TEMPE, Ariz. -- When training camp starts in late July, new Arizona Cardinals wide receiver Marquise Brown won't be slowed by the usual learning curve that players encounter when joining a new team.
Sure, Brown will still be learning the nuances of a new playbook, the tendencies of new teammates and how his new team does certain things, but Brown is in a unique situation in Arizona. He knows the quarterback, former Oklahoma teammate Kyler Murray, as well as any receiver can know their quarterback, and his head coach, Kliff Kingsbury, has largely adapted the offense toward what Brown played in at Oklahoma, even down to some practice drills.
Brown is already at home in the Cardinals' offense and won't simply hit the ground running to start training camp. He'll be flat-out sprinting.
"I'd say, comparatively speaking, if you're talking about a guy who didn't know the quarterback or didn't play in a similar system and didn't get to work out with him and hear the calls, see the signals, I would say he's way ahead of the curve when it comes to that," Kingsbury said.
Part of Brown's sped-up acclimation was due to his relationship with Murray. The two spent time this offseason working out together in Dallas before Brown's trade to the Cardinals on the first day of the NFL draft in April. They continued their throwing sessions after they were reunited as teammates. Those workouts, however, took on a different tune.

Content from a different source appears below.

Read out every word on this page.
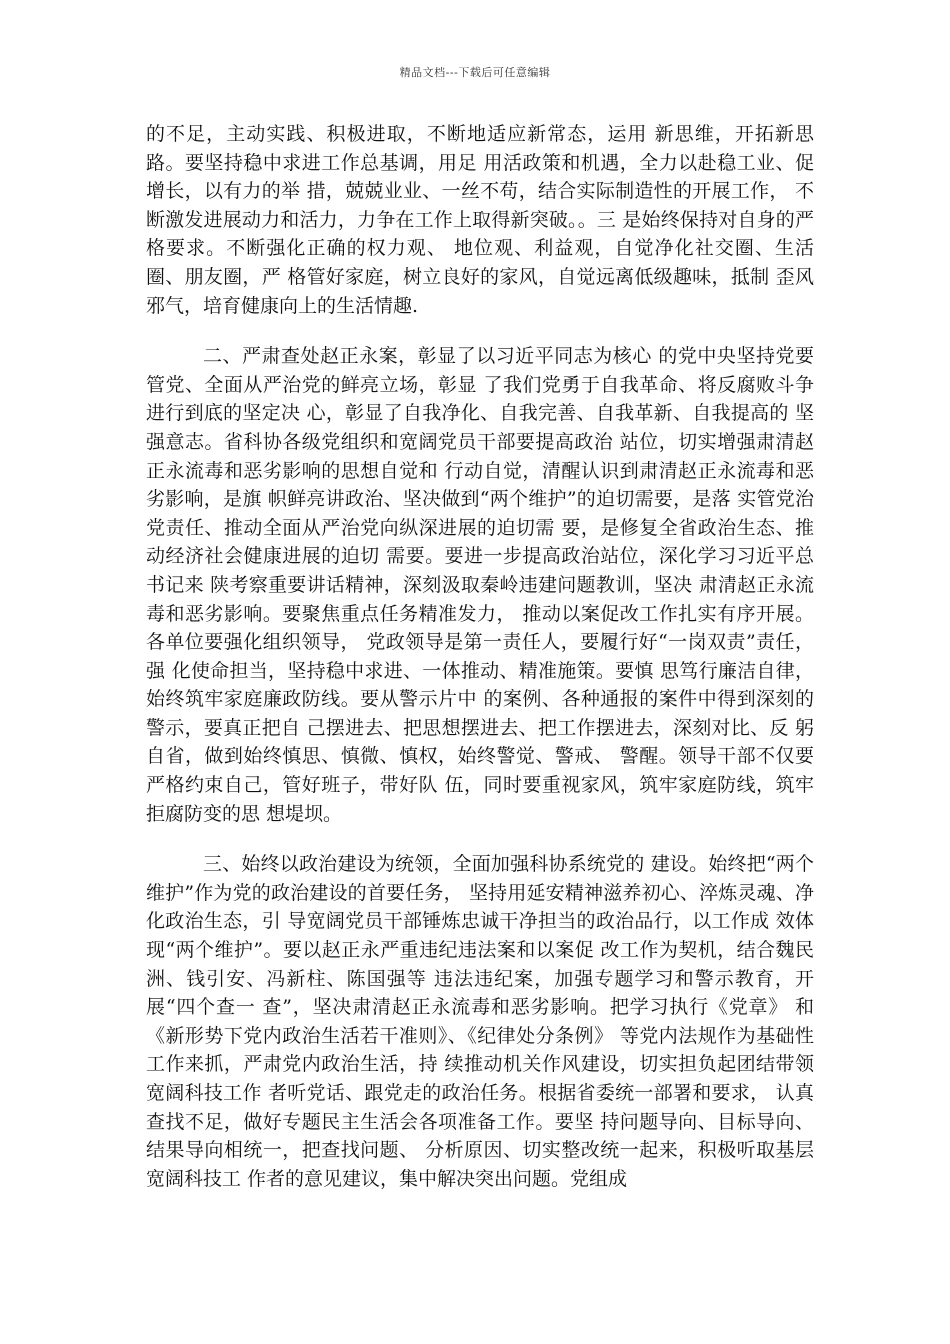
精品文档---下载后可任意编辑

的不足，主动实践、积极进取，不断地适应新常态，运用 新思维，开拓新思路。要坚持稳中求进工作总基调，用足 用活政策和机遇，全力以赴稳工业、促增长，以有力的举 措，兢兢业业、一丝不苟，结合实际制造性的开展工作， 不断激发进展动力和活力，力争在工作上取得新突破。。三 是始终保持对自身的严格要求。不断强化正确的权力观、 地位观、利益观，自觉净化社交圈、生活圈、朋友圈，严 格管好家庭，树立良好的家风，自觉远离低级趣味，抵制 歪风邪气，培育健康向上的生活情趣.

二、严肃查处赵正永案，彰显了以习近平同志为核心 的党中央坚持党要管党、全面从严治党的鲜亮立场，彰显 了我们党勇于自我革命、将反腐败斗争进行到底的坚定决 心，彰显了自我净化、自我完善、自我革新、自我提高的 坚强意志。省科协各级党组织和宽阔党员干部要提高政治 站位，切实增强肃清赵正永流毒和恶劣影响的思想自觉和 行动自觉，清醒认识到肃清赵正永流毒和恶劣影响，是旗 帜鲜亮讲政治、坚决做到“两个维护”的迫切需要，是落 实管党治党责任、推动全面从严治党向纵深进展的迫切需 要，是修复全省政治生态、推动经济社会健康进展的迫切 需要。要进一步提高政治站位，深化学习习近平总书记来 陕考察重要讲话精神，深刻汲取秦岭违建问题教训，坚决 肃清赵正永流毒和恶劣影响。要聚焦重点任务精准发力， 推动以案促改工作扎实有序开展。各单位要强化组织领导， 党政领导是第一责任人，要履行好“一岗双责”责任，强 化使命担当，坚持稳中求进、一体推动、精准施策。要慎 思笃行廉洁自律，始终筑牢家庭廉政防线。要从警示片中 的案例、各种通报的案件中得到深刻的警示，要真正把自 己摆进去、把思想摆进去、把工作摆进去，深刻对比、反 躬自省，做到始终慎思、慎微、慎权，始终警觉、警戒、 警醒。领导干部不仅要严格约束自己，管好班子，带好队 伍，同时要重视家风，筑牢家庭防线，筑牢拒腐防变的思 想堤坝。

三、始终以政治建设为统领，全面加强科协系统党的 建设。始终把“两个维护”作为党的政治建设的首要任务， 坚持用延安精神滋养初心、淬炼灵魂、净化政治生态，引 导宽阔党员干部锤炼忠诚干净担当的政治品行，以工作成 效体现“两个维护”。要以赵正永严重违纪违法案和以案促 改工作为契机，结合魏民洲、钱引安、冯新柱、陈国强等 违法违纪案，加强专题学习和警示教育，开展“四个查一 查”，坚决肃清赵正永流毒和恶劣影响。把学习执行《党章》 和《新形势下党内政治生活若干准则》、《纪律处分条例》 等党内法规作为基础性工作来抓，严肃党内政治生活，持 续推动机关作风建设，切实担负起团结带领宽阔科技工作 者听党话、跟党走的政治任务。根据省委统一部署和要求， 认真查找不足，做好专题民主生活会各项准备工作。要坚 持问题导向、目标导向、结果导向相统一，把查找问题、 分析原因、切实整改统一起来，积极听取基层宽阔科技工 作者的意见建议，集中解决突出问题。党组成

Murray was able to start explaining the scheme to Brown and teach him the hand signals that Arizona uses as a way to relay plays from quarterback to receivers. They also went over Arizona's pace of play, Kingsbury said. When they hit the field together for minicamp, Brown wasn't spending time having to learn both the offense and the signals.
He already knew them.
"It helped me out a lot," Brown said.
The two talk daily, and having caught passes from Murray in some capacity since 2017, Brown knows what his quarterback likes and doesn't like.
"Getting that time in together is huge anytime you can get that type of work," Kingsbury said.
Picking up the offense, beyond what Murray has helped with, has been expedited because of the similarities to what Oklahoma ran when Murray and Brown were there. That was intentional and began when Murray was drafted as the No. 1 overall pick in 2019.
Kingsbury, who coached a version of the Air Raid at Texas Tech, adapted his scheme with some of what Murray ran with the Sooners to shorten Murray's learning curve when he entered the NFL. The byproduct of doing that three years ago is that Brown is able to pick up Arizona's offense quickly now.
"I think it's similar to what he played in at OU," Kingsbury said. "Obviously, position-wise, no-huddle type stuff, signal-based. But he's been in Baltimore for a while now, and so it's just readjusting to that, but I think he feels comfortable in what we're doing."
Even some of the terminology in Arizona is the same as Oklahoma.
"He won't be learning something that's completely foreign to him," USC coach Lincoln Riley, who coached Brown and Murray at Oklahoma, told ESPN. "How we coach routes and some of the things that we believe in from a fundamental and just kind of a philosophical approach will be very similar, as well.
"So, now, I think other than just having been under that exact coach, I think it'd be tough to ask for a potentially smoother transition."
And Brown likes the parts of the offense that are new to him, as well.
"Just attacking, the attack mentality," Brown said. "We trying to put points up and, you know, that's what I love."
Starting the day after Arizona's mandatory minicamp ended in mid-June, Brown was going to start getting his body in shape for training camp. Then he was planning on being wherever Murray was to build on what they've already established and be even further ahead entering training camp than they were during offseason practices.
"The time they've spent together and bond they have on and off the field, that adds up," Riley said. "I mean, that counts. There'll be a lot of built-up trust and excitement."